Quid de La Roque d'Anthéron ? Nada !
Quid des Vieilles Charrues ? Nada !
Quid des chorégies d'Orange ? Nada !
Quid de jazz in Marciac ? Nada !
Quid du festival interceltique de Lorient ? Nada !
Quid du festival Radio France Occitanie Montpellier ? Nada!
Quid du festival de La Chaise-Dieu ? Nada !
Quid du festival de jazz à Juan-les-Pins ? Nada !
Quid, quid, quid.... Nada, nada, nada ! Réponse quasi pavlovienne, limbique et reptilienne à l'interrogation : dis-moi, gentille Arte, as-tu consacré un reportage à ce festival ?

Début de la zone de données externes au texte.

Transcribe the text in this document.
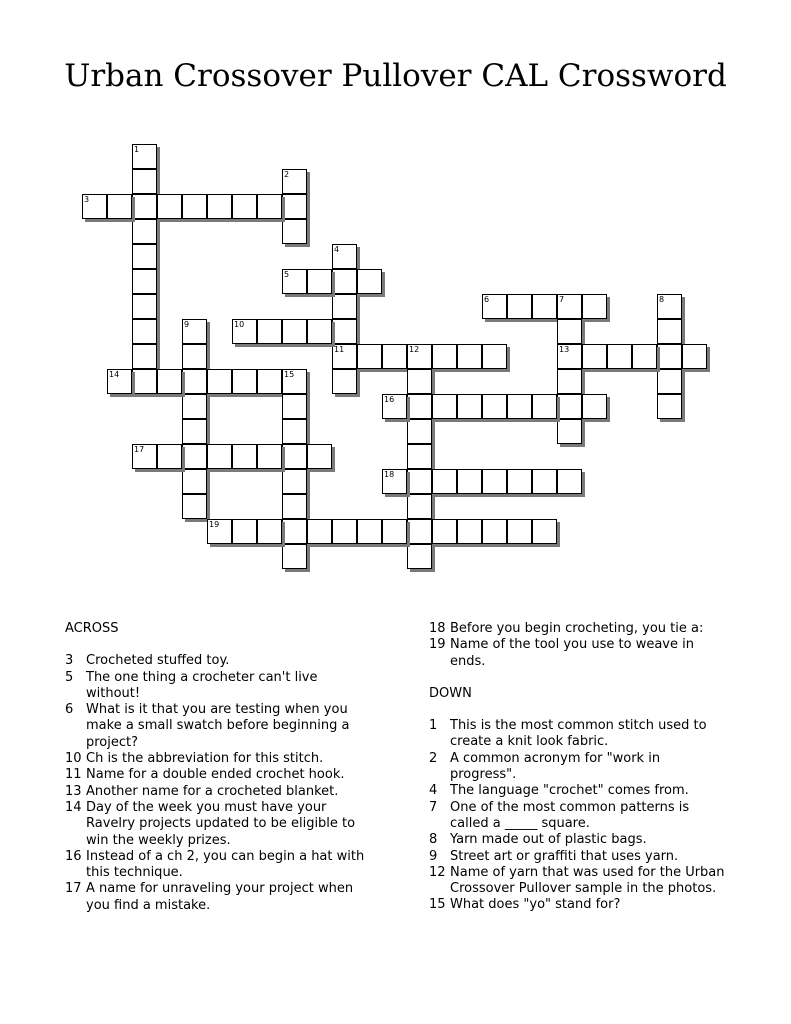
Urban Crossover Pullover CAL Crossword
1
2
3
4
5
6	7	8
9	10
11	12	13
14	15
16
17
18
19
ACROSS
3 Crocheted stuffed toy.
5 The one thing a crocheter can't live without!
6 What is it that you are testing when you make a small swatch before beginning a project?
10 Ch is the abbreviation for this stitch.
11 Name for a double ended crochet hook.
13 Another name for a crocheted blanket.
14 Day of the week you must have your Ravelry projects updated to be eligible to win the weekly prizes.
16 Instead of a ch 2, you can begin a hat with this technique.
17 A name for unraveling your project when you find a mistake.
18 Before you begin crocheting, you tie a:
19 Name of the tool you use to weave in ends.
DOWN
1 This is the most common stitch used to create a knit look fabric.
2 A common acronym for "work in progress".
4 The language "crochet" comes from.
7 One of the most common patterns is called a _____ square.
8 Yarn made out of plastic bags.
9 Street art or graffiti that uses yarn.
12 Name of yarn that was used for the Urban Crossover Pullover sample in the photos.
15 What does "yo" stand for?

Ces omissions, toutes scandaleuses, qui déshonorent une chaîne se réclamant encore de la culture, sont-elle idéologiques ou leur cause est-elle juridique (pas le droit d'en montrer la moindre image...) ? Ou pire, parce que la chaîne est fauchée et ne dispose plus des moyens de sa politique, de ses ambitions désormais "bridées" ? Peut-être qu'Arte se repose à peu de frais sur les antennes régionales de France 3, censées couvrir les événements culturels hâtivement classés comme locaux...Que dire de plus ?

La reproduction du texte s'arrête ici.